Verteidiger, die mit einer mehrjährigen Haftstrafe oder deren wirtschaftliches Bestehen drohen, reagieren impulsiv unter bestimmten Umständen und in Einzelfällen, erklärt die Sprecherin. Das ist Teil des richterlichen Berufs, angemessen zu reagieren.

Beteiligte sind ein Spiegel der Bevölkerung

Der Präsident des Landgerichts Marburg, Marcus Wilhelm, erklärt: 'Die Beteiligten an Verhandlungen vor dem Landgericht sind ein Spiegel der Bevölkerung, also manifestieren sich in Gerichtskultur jegliche Änderungen im gesellschaftlichen Diskurs'. Er hat keine Einblick in besonders disrespectvolle Verhaltensweisen gegenüber dem Gericht. 'Der überwältigende Teil der Zeugen versucht weiterhin, durch ihre Anwesenheit und Teilnahme an der Wahrheitsermittlung beizutragen'. Wilhelm weist darauf hin, dass es keine statistische Aufzeichnung von Abwesenheiten und Besonderheiten im Verhandlungsverlauf gibt. "

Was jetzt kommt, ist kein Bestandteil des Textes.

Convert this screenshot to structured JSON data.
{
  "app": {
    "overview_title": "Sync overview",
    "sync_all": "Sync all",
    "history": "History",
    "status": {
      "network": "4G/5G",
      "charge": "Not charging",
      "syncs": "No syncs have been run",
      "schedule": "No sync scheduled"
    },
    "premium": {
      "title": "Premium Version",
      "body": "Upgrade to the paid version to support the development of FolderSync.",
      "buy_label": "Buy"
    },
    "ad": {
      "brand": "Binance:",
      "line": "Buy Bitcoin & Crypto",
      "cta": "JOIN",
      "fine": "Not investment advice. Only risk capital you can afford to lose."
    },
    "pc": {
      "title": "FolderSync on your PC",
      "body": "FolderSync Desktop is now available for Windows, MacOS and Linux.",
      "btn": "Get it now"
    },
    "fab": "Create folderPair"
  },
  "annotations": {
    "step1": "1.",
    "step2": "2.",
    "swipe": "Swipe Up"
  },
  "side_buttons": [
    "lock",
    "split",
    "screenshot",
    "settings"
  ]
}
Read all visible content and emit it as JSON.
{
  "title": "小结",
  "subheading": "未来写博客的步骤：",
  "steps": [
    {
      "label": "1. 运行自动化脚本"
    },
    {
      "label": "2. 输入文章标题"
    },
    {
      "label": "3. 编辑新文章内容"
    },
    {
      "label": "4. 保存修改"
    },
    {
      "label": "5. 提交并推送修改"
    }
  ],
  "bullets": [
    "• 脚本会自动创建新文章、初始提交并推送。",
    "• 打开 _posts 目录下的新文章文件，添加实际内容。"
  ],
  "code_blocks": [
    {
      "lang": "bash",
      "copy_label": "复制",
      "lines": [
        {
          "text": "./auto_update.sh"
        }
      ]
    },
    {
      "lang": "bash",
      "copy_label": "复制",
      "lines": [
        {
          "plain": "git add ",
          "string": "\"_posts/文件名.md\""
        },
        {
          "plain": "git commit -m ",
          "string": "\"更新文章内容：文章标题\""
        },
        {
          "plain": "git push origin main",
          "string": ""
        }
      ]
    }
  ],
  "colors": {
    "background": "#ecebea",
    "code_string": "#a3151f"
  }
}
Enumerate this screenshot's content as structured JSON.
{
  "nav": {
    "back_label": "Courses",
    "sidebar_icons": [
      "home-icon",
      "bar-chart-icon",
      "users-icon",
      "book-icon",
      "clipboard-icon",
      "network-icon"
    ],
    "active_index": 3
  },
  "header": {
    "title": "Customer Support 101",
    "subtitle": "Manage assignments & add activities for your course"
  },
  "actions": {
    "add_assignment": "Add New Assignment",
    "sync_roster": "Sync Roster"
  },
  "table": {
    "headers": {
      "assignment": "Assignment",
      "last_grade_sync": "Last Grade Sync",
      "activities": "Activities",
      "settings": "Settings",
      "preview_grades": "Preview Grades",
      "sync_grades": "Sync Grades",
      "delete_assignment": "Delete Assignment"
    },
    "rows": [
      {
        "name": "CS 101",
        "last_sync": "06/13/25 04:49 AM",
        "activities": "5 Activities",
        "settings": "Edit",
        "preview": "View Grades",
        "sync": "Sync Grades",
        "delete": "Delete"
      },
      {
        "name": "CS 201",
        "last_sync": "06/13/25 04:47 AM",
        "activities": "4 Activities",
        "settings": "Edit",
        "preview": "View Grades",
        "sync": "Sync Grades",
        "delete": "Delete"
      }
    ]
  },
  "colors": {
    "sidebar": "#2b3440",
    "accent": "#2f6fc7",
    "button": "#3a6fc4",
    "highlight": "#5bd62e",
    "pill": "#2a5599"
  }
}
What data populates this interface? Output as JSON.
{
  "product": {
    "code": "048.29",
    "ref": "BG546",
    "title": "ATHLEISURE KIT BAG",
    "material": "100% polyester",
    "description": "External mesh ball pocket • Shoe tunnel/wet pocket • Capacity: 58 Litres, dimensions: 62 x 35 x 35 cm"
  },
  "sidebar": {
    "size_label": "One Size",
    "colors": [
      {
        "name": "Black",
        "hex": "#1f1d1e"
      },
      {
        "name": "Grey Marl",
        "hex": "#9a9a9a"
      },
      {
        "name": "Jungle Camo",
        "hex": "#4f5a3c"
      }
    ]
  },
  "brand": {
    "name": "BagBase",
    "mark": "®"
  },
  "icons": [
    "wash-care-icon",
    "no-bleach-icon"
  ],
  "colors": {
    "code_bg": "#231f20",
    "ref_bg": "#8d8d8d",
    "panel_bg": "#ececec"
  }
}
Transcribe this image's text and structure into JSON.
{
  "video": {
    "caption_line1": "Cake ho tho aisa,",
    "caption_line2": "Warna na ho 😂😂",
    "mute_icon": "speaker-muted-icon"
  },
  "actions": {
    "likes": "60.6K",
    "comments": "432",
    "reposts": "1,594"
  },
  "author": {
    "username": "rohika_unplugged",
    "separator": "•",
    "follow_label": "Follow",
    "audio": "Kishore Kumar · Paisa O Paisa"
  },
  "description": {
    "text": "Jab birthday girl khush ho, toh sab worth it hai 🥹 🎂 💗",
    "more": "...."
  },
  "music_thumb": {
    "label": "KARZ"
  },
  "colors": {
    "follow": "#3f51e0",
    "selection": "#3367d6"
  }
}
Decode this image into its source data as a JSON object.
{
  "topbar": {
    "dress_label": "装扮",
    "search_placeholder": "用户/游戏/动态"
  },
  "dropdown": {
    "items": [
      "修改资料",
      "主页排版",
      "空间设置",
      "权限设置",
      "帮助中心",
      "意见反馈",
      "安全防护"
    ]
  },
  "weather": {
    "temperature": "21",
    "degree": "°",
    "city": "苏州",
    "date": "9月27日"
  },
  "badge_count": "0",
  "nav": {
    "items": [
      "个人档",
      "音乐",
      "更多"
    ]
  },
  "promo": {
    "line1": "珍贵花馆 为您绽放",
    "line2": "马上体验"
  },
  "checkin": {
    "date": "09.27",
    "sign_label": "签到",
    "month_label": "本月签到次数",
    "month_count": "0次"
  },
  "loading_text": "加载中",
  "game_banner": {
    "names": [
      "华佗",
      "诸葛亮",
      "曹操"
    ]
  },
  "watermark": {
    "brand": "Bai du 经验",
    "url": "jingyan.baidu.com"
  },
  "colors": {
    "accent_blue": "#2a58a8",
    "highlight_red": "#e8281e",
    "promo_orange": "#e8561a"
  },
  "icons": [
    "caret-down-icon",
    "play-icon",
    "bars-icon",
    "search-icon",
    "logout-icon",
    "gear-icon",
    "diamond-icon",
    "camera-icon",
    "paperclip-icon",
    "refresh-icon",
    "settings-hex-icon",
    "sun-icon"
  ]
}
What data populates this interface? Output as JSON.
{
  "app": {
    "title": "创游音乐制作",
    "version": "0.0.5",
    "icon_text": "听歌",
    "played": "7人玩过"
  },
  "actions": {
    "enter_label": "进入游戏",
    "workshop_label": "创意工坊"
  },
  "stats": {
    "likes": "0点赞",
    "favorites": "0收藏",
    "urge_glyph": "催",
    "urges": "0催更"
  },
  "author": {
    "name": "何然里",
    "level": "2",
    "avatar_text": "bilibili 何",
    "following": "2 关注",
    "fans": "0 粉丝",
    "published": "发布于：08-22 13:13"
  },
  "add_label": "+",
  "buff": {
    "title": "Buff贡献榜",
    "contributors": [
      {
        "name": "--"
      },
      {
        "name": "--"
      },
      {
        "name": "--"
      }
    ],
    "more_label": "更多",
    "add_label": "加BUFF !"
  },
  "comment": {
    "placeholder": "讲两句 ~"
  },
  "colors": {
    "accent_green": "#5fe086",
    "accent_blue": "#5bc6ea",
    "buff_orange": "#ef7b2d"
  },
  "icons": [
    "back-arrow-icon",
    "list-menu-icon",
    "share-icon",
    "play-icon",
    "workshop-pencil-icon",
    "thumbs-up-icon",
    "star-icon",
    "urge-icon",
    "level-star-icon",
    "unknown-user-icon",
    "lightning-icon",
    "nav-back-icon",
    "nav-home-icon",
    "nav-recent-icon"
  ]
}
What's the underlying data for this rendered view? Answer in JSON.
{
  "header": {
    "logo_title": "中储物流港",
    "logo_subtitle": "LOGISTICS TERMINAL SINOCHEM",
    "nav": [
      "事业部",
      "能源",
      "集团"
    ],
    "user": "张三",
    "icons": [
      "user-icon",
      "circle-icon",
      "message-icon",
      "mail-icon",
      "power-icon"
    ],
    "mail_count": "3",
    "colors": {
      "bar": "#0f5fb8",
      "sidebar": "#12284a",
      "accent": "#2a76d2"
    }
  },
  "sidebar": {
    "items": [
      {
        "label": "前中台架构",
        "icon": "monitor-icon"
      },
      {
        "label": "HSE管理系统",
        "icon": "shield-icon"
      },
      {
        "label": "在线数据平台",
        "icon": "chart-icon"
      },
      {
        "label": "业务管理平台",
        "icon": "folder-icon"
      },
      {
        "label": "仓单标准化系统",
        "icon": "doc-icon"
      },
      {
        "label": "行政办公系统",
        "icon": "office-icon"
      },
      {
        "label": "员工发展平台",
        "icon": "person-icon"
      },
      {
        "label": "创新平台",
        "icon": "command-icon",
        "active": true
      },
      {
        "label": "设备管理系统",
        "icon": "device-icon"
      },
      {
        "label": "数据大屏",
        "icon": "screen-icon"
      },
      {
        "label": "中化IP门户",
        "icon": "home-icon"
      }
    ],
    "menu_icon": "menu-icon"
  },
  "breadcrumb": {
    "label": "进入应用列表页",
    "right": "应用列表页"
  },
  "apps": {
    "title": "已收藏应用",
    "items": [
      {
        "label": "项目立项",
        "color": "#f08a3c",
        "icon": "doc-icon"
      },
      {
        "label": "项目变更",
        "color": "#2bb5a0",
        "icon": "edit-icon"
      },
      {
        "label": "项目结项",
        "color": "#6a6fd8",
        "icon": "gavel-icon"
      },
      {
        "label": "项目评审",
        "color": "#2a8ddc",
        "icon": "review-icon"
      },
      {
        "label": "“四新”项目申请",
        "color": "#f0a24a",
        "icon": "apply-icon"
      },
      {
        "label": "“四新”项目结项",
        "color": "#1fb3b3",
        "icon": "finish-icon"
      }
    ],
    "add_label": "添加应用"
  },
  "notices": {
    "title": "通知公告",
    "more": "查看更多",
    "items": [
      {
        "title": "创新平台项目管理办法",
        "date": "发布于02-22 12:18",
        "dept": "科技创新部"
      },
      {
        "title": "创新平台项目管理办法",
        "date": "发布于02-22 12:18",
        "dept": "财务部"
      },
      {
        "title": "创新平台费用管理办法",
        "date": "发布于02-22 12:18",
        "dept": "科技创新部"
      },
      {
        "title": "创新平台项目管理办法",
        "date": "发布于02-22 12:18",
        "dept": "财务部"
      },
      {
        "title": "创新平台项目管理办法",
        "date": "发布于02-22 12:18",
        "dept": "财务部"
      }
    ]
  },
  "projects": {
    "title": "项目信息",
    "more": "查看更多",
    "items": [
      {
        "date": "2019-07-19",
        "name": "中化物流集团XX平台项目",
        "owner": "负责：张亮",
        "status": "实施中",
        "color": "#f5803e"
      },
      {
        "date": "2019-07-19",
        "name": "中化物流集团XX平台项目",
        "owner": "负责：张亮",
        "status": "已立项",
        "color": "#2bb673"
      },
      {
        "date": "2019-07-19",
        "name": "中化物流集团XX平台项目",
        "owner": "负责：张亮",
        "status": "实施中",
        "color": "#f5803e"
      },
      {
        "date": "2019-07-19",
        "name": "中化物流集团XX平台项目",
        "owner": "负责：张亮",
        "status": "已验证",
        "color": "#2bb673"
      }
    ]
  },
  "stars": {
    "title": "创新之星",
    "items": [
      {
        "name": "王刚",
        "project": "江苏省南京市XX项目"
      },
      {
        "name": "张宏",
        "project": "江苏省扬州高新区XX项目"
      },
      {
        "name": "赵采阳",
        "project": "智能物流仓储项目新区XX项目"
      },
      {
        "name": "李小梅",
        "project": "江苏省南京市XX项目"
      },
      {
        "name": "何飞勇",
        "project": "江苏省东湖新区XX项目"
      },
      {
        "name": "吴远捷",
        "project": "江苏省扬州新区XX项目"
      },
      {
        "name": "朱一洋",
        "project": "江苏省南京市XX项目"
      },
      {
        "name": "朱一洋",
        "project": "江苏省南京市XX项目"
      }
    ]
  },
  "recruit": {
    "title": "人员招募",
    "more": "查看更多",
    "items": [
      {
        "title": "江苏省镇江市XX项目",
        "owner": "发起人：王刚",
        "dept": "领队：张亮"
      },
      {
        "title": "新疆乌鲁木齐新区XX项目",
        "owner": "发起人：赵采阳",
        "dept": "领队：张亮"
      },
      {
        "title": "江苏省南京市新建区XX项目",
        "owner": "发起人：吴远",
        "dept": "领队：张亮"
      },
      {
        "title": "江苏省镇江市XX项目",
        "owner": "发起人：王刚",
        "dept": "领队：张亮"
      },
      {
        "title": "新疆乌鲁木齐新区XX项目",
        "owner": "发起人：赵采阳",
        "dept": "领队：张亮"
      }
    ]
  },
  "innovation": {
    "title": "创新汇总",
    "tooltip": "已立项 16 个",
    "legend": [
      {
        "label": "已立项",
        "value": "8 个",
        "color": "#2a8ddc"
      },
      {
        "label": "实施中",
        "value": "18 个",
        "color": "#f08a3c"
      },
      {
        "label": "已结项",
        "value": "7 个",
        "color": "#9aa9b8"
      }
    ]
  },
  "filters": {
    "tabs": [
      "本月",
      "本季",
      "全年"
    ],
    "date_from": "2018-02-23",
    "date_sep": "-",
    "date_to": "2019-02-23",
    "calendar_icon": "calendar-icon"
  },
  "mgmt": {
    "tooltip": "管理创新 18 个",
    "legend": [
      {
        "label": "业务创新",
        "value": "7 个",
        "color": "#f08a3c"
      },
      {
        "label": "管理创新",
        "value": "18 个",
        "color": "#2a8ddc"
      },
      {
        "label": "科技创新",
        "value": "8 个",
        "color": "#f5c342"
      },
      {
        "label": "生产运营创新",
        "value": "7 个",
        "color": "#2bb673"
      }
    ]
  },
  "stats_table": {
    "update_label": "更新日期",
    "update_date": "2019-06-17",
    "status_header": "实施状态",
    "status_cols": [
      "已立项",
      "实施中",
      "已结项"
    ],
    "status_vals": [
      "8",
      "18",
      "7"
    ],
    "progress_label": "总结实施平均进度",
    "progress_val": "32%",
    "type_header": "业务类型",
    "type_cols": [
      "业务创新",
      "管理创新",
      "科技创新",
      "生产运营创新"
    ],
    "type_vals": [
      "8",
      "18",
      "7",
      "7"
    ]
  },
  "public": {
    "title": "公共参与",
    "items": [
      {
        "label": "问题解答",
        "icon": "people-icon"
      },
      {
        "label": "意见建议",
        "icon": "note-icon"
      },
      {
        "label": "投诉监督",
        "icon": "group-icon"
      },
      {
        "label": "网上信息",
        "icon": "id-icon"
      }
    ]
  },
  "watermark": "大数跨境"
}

  1. Der Richter in Wiesbaden äußerte Besorgnis über die wachsende Unerachtsamkeit gegenüber Richtern in Hessen, wobei es Vorfälle gab, dass Zeugen nicht aufgerufen haben, was zu Spannungen im Rechtsstaat und der Gerechtigkeit geführt hat.
  2. Der Familiensrichter in Frankfurt merkte eine Steigerung der grundsätzlichen Unerachtsamkeit, nicht nur gegenüber Richtern, sondern auch gegenüber Gerichtsangestellten auf. Er unterstrich den Rückgang des gegenseitigen Respekts als potenziellen Auslöser.
  3. Der Präsident des Landgerichts in Marburg erkannte ein, dass die Gerichtskultur der gesellschaftlichen Diskussion entspricht, aber betonte, dass die Mehrheit der Zeugen und anderer Beteiligter weiterhin auf die Wahrheitsfindung hinarbeiten und respektvolle Verhaltensweisen während der Gerichtsverhandlungen aufrechterhalten.